Donna Luo —

    Sit With Me and You’ll Understand

This is a project about ecological restoration and understanding one another through a shared meal. Three small platforms are suspended in a Tawa tree, exposed to the surroundings, with barely an enclosing roof or walls. They serve as spaces to sit, observe, and share a meal with the birds of Urupukapuka Island, hoping to initiate an intimate interaction between visitors and birds, and encourage a greater appreciation of our unique environment. Including food as part of the experience was important to me. Food connects us. The act of sitting down and sharing a meal with someone is humbling, and never fails in helping negotiate their inherent differences. I wanted food to fill the space between humans and birds. Sometimes I think sitting down to eat reminds us of our mortality, and so everything starts to look quite simple, and not as different as we think.

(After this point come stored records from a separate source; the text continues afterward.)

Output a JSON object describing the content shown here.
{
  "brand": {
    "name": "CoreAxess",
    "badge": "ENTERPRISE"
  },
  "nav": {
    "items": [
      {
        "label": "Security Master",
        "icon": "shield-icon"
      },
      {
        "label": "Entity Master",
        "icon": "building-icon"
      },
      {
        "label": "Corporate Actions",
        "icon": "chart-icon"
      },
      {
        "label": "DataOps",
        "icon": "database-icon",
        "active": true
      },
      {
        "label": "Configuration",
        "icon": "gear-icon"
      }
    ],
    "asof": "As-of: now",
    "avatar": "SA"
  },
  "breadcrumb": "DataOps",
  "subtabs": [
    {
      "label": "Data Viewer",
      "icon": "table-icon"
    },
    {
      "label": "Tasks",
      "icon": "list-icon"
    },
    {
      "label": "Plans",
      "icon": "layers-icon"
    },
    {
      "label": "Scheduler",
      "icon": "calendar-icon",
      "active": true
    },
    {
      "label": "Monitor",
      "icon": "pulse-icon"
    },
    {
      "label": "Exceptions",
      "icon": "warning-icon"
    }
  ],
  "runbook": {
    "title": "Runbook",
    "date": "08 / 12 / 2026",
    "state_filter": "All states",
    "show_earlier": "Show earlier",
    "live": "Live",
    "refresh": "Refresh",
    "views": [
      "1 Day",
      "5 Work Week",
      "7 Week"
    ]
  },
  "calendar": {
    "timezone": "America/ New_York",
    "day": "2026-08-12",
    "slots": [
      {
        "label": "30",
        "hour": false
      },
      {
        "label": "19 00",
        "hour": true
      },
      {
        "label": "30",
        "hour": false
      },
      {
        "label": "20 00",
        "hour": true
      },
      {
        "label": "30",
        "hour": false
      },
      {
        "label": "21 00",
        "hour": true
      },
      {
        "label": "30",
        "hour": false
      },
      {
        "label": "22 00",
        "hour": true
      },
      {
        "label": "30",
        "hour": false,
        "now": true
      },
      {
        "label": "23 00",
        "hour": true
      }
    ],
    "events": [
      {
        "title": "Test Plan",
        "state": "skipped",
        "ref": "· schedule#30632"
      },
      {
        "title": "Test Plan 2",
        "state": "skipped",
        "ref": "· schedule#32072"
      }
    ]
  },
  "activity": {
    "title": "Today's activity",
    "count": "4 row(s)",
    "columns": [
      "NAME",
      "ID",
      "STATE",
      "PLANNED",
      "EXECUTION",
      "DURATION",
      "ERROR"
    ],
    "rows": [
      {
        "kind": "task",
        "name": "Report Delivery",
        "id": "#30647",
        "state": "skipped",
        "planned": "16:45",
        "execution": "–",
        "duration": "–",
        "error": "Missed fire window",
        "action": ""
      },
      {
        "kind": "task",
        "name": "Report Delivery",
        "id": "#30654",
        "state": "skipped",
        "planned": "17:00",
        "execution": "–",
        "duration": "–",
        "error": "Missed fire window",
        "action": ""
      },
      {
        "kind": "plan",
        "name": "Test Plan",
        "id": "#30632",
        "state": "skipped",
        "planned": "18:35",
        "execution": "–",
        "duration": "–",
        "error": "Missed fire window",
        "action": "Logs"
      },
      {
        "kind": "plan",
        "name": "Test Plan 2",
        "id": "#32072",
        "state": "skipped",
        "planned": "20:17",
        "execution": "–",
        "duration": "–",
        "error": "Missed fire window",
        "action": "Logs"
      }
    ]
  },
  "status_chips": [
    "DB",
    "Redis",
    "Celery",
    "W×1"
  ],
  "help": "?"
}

Nature is rarely considered a stakeholder in an architectural project, rather, an obstacle. In the name of so-called beauty, many projects imply destruction, excavation, uprooting, and pollution. But was it not beautiful before? Construction is often motivated by big egos and big pockets, factors I believe aren’t necessary to the production of good architecture. Have we forgotten how to appreciate beauty in nature, just outside our windows? Architecture, in its permeability, isolates itself from nature. We know natural systems work, that growth and decay is unavoidable, yet we don’t design to integrate with these larger systems.

We also don’t draw, or talk about architecture with these things in mind. Inevitably, lichen will grow on a roof, moss will bloom in the cracks, but our drawings still portray ideal objects existing within an ideal vacuum. My drawings are informed by a beaux-arts approach, using monochromatic drawing as a research and distillation tool to look really closely and examine what exists. Rather than fill drawings with standard CAD blocks, I was able to learn in detail the species of plants and animals that would inhabit the architecture. I think this is an attitude I’d wish for visitors to the platforms to have as well — to really look at the peach-fuzz detail of the living things around us and have a sense of wonderment in the light, texture and beauty to be found.

Planting in architecture is often performative, lacking diversity and knowledge about interspecies relationships. After the extinction of Moa and Huia in Aotearoa, the natural dispersal of seeds larger than 12mm are done solely by the Kererū. Subsequently, the biodiversity of our forests relies heavily on their population numbers. The Tawa tree is one of such species that depend completely on the Kererū to disperse its seed. It also hosts many epiphytes, by which planter boxes and tensile rope ‘walls’ support their initial germination before they become mature enough to climb onto surrounding trees and contribute to the forest canopy.

Architecture, built hastily, often means little thought to its engagement with time, and changing contexts. Hung via suspension cables and fabric belts, instead of bolted collars, these platforms are designed to be constructed gradually over a 30 year timespan. Following the growth of the Tawa tree, they carefully negotiate the unpredictable growth of branches. I think it is important for architecture to slow down — it is easier to clear land for development, but adapting to existing and changing conditions is more sensitive.

The cables and fabric employed in the project are designed to encourage plant growth, to become overgrown and manky. The fabric cover is made from untreated linen, which can be made from native flax fibre, which when left damp will encourage moss to grow. The cover also catches fallen leaves, which decompose and become organic matter to support new growth. Other than the steel cables and floor structure, all materials will eventually decompose, so when the architecture itself is ready to go… it’ll contribute to the cycle of biomass in the forest.

Donna Luo is a third year BAS student at the University of Auckland with a background in drawing, photography and painting. Her interests lie in designing sustainably and with underprivileged communities in mind. This project was completed as a part of stage 3 design under the tutorage of Anthony Hoete and many talented friends.